Далее, на стр. 160, B, Сократ говорит Феодору:
«Ты превосходно выразил мою слабость своим сравнением (τὴν νόσον μου ἀπείκασας). Я, однако, крепче (ἰσχυρικώτερος), чем они; ибо до сих пор многие и многие Гераклы и Тесеи» (имеются в виду, конечно, многие софисты), «встретившись со мной, люди, храбрые в речах, колотили меня изрядно; но я не сдаюсь, несмотря на это, столь сильная страсть овладела моей душой к такого рода упражнениям. Поэтому не отказывайся со своей стороны подготовиться к состязанию со мной, чтобы принести пользу и себе, и мне».
Мы не видим никаких причин, почему вышеприведенное должно было быть разбавлено до такой версии:
«Я вижу, Феодор, что ты прекрасно понимаешь природу моего недуга; но я даже более воинственен, чем гиганты древности, ибо я встречал бесконечное множество героев.

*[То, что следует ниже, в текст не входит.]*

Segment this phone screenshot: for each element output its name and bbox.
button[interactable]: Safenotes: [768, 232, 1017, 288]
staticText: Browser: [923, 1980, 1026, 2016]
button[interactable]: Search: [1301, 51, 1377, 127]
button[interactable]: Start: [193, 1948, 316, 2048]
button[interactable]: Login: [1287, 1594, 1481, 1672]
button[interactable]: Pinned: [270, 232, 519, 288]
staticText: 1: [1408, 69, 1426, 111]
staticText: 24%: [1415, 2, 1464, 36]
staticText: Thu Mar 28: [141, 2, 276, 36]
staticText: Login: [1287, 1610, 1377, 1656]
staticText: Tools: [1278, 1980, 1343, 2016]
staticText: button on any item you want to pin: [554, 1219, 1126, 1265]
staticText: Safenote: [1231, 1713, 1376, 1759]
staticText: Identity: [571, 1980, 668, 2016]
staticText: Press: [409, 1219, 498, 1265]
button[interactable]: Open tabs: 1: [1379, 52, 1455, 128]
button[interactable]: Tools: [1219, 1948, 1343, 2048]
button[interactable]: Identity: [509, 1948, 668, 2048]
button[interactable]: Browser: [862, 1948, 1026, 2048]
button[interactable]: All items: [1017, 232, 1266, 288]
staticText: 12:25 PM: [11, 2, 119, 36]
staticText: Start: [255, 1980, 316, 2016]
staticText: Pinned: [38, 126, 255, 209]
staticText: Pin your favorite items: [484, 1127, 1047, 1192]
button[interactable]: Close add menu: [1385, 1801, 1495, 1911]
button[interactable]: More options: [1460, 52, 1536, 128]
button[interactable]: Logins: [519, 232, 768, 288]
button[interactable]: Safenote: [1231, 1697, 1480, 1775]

Многие Гераклы, многие Тесеи, могучие в словах, ломали мне голову; тем не менее, я всегда занимаюсь этой грубой игрой, которая вдохновляет меня, как страсть. Пожалуйста, поэтому, доставь мне удовольствие попробовать, для твоего собственного назидания, а также для моего».
Следующее (стр. 175, A) неудовлетворительно:
«И когда кто-то хвастается списком из двадцати пяти предков и восходит к Гераклу, сыну Амфитриона, он не может понять свою скудость идей. Почему он не способен подсчитать, что у Амфитриона был двадцать пятый предок, который мог быть кем угодно и был таким, каким его сделала судьба, и у него был пятидесятый, и так далее? Его забавляет мысль, что он не может произвести вычисление, и он думает, что немного арифметики избавило бы его от бессмысленного тщеславия».
То, что Платон говорит на самом деле, таково:
«Но когда люди гордятся списком из двадцати пяти предков и прослеживают их до Геракла, сына Амфитриона, ему кажется удивительным, что они делают эти пустяковые подсчеты; и что они не способны (далее) подсчитать, что двадцать пятый от Амфитриона назад был как раз таким человеком, каким его случайно сделала судьба, или, по крайней мере, пятидесятый от него, и таким образом избавиться от тщеславия бессмысленного ума, — при этом он не может сдержать улыбку».